Musician Pascal Gabriel moved from Belgium to London in 1979 and has been involved in the city’s electronic music scene for nearly that long. He’s recorded, produced, or mixed everyone from Wire and Can to Goldfrapp and Erasure. He’s detoured into the pop scene and has Kylie Minogue and Dido on his resumé as well. But Stubbleman is a different sort of project for him. It’s an instrumental album of music that combines analog instruments, electronic sounds, and field recordings. And it’s fascinating.
Gabriel took a long road trip across the United States, making field recordings along the way. Mountains and Plains is the result, 11 tracks, each named for a location in the United States, and weighted towards the wide-open spaces of the American West. The press materials talk a lot about how this album was influenced by 1970s ambient music, and that’s in there. But these pieces have more direction than much ambient, with a bit of drive to them and often include strong melodic figures. Imagine 2000s post-rock bands like Explosions in the Sky and Sigúr Rós, but insert a piano as the lead instrument, and you have a good idea where Stubbleman is coming from.
Those two bands get referred to, intentionally or not, in a pair of the record’s earlier tracks. “Highway Sixty-Something” refers to the other forgotten U.S. Highways that don’t have the reputation of Route 66 but were also replaced by the Interstate system. A melancholy piano theme opens the song with quietly pulsing chords and a simple melody. Slow bass accompanies the chords and gives the song a low end. After a minute of this, a high piano arpeggio softly joins the main theme. Then a pulsing electronic tick, a metal xylophone countermelody, and other sounds build up into a crescendo of music until, just before the three-minute mark, the song explodes into a pounding drum solo. That’s some classic Explosions in the Sky stuff right there, and Stubbleman does it well.
“Abiquiú”, according to the liner notes, is a remote town in Northern New Mexico, with the area famously photographed by nearby resident Georgia O’Keeffe. Stubbleman’s take on the location involves a glacially moving piano melody, all half notes and whole notes, with quiet whirring and pulsing background noise serving as the song’s only accompaniment for its first three minutes. Eventually, other sounds begin to crop up in the background, soft and melodic, but that slow piano remains front and center for the whole piece. This sounds like Sigúr Rós at their most melodic and most restrained.
The rest of Mountains and Plains doesn’t hit those references quite as hard, but that doesn’t make it any less engaging. “Badlands Train”, inspired by the endless drive across the Texas plains, often alongside railroad tracks for hundreds of miles, is intentionally repetitive and very cool. A simple repeating bassline sets the feeling of motion at the beginning and is joined by a little low-end piano echo. An equally simple six-note piano figure serves as the song’s main melody, but as it goes, Stubbleman adds in various departures from that melody that keep it from being as repetitive as the actual driving across Texas. The song never rushes, even as electronic beeps arrive later on. The simple bassline continues inexorably, moving gradually along at the same pace for the full five and a half minutes.

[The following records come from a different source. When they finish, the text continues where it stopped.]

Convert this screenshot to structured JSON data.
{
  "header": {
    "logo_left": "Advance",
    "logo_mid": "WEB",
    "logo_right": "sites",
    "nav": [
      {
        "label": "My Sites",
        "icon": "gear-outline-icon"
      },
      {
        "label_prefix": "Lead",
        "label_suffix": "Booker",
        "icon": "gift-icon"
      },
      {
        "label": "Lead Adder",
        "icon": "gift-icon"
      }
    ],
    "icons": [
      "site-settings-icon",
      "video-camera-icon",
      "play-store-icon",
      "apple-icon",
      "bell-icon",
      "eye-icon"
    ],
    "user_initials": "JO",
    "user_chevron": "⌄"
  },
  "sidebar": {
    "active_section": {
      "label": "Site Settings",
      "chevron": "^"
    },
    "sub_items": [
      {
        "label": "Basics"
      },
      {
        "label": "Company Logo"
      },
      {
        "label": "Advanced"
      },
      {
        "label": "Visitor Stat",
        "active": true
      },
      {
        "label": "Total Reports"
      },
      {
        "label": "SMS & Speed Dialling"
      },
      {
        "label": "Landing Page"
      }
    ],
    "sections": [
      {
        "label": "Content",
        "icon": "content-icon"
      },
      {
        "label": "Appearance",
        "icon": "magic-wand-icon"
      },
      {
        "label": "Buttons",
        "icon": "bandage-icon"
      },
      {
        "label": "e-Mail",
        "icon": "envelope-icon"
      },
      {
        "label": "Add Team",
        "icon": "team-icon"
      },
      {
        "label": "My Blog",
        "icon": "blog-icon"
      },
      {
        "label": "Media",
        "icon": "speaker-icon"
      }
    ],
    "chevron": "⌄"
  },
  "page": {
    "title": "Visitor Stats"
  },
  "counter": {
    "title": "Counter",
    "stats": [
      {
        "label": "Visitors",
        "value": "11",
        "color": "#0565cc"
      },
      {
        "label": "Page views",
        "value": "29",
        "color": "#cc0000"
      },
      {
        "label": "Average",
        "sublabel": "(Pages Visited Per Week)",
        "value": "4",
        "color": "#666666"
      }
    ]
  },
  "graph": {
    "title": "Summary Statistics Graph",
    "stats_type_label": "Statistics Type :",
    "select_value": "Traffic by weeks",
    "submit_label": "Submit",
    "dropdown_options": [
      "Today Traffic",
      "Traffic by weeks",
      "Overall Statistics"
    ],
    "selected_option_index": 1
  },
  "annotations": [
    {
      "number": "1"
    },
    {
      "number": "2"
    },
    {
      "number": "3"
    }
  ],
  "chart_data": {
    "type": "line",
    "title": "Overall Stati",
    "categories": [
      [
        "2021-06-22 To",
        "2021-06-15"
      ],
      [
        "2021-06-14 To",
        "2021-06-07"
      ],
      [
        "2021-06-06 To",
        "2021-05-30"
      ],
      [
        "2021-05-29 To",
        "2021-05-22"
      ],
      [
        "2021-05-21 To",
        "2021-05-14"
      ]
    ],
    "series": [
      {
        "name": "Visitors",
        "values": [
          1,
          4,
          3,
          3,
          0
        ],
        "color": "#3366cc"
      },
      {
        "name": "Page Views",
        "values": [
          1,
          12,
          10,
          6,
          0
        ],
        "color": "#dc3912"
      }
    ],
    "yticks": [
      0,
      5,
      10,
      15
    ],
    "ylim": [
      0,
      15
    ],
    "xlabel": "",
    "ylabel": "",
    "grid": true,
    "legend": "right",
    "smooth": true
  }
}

While the piano dominates the proceedings for most of the record, there are moments when Stubbleman emphasizes other sounds. “Taos Twilight” swirls slowly through a haze of ambient sounds. A bassline here, a guitar effect there, subtle synthesizers in the background, and horn-like sounds creeping in the back half of the track combine to give the song a feeling of warmth that belies Gabriel’s description of snow melting at twilight. “Griffith Park”, on the other hand, recalls the synth-based music that Gabriel worked on in the early 1980s. Pulsing synth sounds undergird the slow piano melody that defines the first half of the track. But as the song continues, more synths arrive as Los Angeles passes from dawn to morning to afternoon to evening and into the night. Once the sun goes down, the track gradually loses its momentum and its wash of sounds, leaving just the piano and a pair of synth lines at the end.
Elsewhere, Stubbleman prioritizes melody over atmosphere. “South 61 West 14” is relentlessly melodic, as its multiple bits each have their own riff, from the blooping high background synths to the laser beam effects later on to the main keyboard line to the bass. This one even uses drums to push the straightforward beat of the song.
Overall, though, Mountains and Plains prizes its atmospheric sounds. It’s just that Stubbleman has a strong enough command of melodic songwriting that he doesn’t expect the atmosphere to carry a piece of music by itself. So even “Longwood”, whose description is all about the eerie atmosphere of the titular unfinished plantation mansion, has a solid core melody. And opener “Moonstone Beach”, named after a California location, could theoretically be almost all the crashing waves heard in the background and synth ambiance. But no, it has a simple and compelling piano melody and improvisations. Pascal Gabriel has an exceptionally well-realized album on his hands here, and fans of post-rock would do well to give Stubbleman a shot.